Maintain a list to determine LRU (Least Recently Used).
You would then prune based off of this list to your liking: You could set up a 'TTL' of sorts, or calculate the cache size and maintain it at X level.
At a higher level of growth requirement, you could dedicate servers solely to maintain this cache and have a single list that indicates what cache server the image is on and direct requests accordingly in addition to above suggestion.
What about storing the images in HDFS and meta data in HBase? But we need a layer to abstract the small files as a single file in Hadoop.. like what HBASE does with Hadoop
I started a long comment, but did it as a blog post instead, because it was getting too long. Summary: I like the hash approach, but also consider using random numbers for folder names, and keep your number of file system entries to around 1000 per level.

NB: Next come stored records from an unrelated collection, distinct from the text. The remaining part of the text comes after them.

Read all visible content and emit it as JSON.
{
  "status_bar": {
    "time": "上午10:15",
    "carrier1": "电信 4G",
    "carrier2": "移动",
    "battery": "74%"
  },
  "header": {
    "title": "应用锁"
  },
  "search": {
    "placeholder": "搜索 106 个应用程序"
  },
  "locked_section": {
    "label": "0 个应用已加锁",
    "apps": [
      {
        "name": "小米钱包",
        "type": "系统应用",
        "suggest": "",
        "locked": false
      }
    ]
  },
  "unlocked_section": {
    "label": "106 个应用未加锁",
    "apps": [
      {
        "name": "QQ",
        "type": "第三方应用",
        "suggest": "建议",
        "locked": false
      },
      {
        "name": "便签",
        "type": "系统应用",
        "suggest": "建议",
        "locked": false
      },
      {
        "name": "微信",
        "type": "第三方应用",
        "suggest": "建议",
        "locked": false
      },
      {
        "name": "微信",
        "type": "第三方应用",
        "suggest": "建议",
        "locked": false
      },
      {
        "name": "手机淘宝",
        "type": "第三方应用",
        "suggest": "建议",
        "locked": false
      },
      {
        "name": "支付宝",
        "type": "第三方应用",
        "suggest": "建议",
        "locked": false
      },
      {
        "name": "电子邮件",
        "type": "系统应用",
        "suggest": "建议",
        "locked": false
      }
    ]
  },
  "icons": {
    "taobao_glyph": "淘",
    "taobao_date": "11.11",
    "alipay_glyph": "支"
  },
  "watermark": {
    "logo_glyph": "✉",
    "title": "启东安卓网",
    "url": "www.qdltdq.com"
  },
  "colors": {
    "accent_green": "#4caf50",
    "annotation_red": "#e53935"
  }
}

+1 for OpenStack Swift, ideal if you don't want to place this with a hosted provider and have a lot of disks floating around! The added benefit being the metadata structure that is built into the objects and API natively. If you have low to moderate metadata needs, you could exclude the DB completely. More extensive metadata would require a supplementary database.
It really depends on a use case.
I use this simple naming system for a "web-picture-upload service":
/ {YYYY} / {MM} / {DD} / {MD5}-{PX-SIZE}.jpg
example:
/2012/06/22/f65e75e37561064261895fec2a6a8532-100x100.jpg
/2012/06/22/f65e75e37561064261895fec2a6a8532-75x75.jpg
- I can easily make daily incremental backups
- I can (relatively) easily find duplicate files
Of course system can be even better by splitting MD5 by first 2, 3, 4 chars as someone mentioned above.
e.g.
/2012/06/22/f6/5e/75e37561064261895fec2a6a8532-100x100.jpg
Cheers Dusan
We use a similar system to what has already been described but with a slight twist.
Say each image has an id which is a long 123456789
It has been suggested to create a directory structure 12/34/45/images-in-here.jpg
However if your id is a sequence the spread of images in folders is going to be very skewed. To avoid this we create the folders by reversing the digits. In our case it would be in folder: 89/67/45/images-in-here
The advantage of this system:
- Each folder will only have at most 99 subfolders.
- Depending on the number of images you want to store you can estimate the number of images in the leaf folders easily and adjust the depth according to your needs
- Very simple!
What about MogileFS?, Uses MySql for storing metadata and local filesystem.
Be careful about recommending that images are stored in a database? My app has 100 million + images taking up over 100TB of disk. My database is about 100GB. If I ever had to do a restore of my database I might as well just turn the stie off because it would be in maintenance mode for so long that my customers would just go away. A database is just not good at handing ridiculous amounts of unsearchable binary data.
We have recently migrated our images servers to MogileFS + Nginx and it works great. You can add nodes if you ran out of space, make MogileFS store automatically several copies of your file. It is backup by a MySQL database which you can replicate to another server to prevent failure. Give it a look.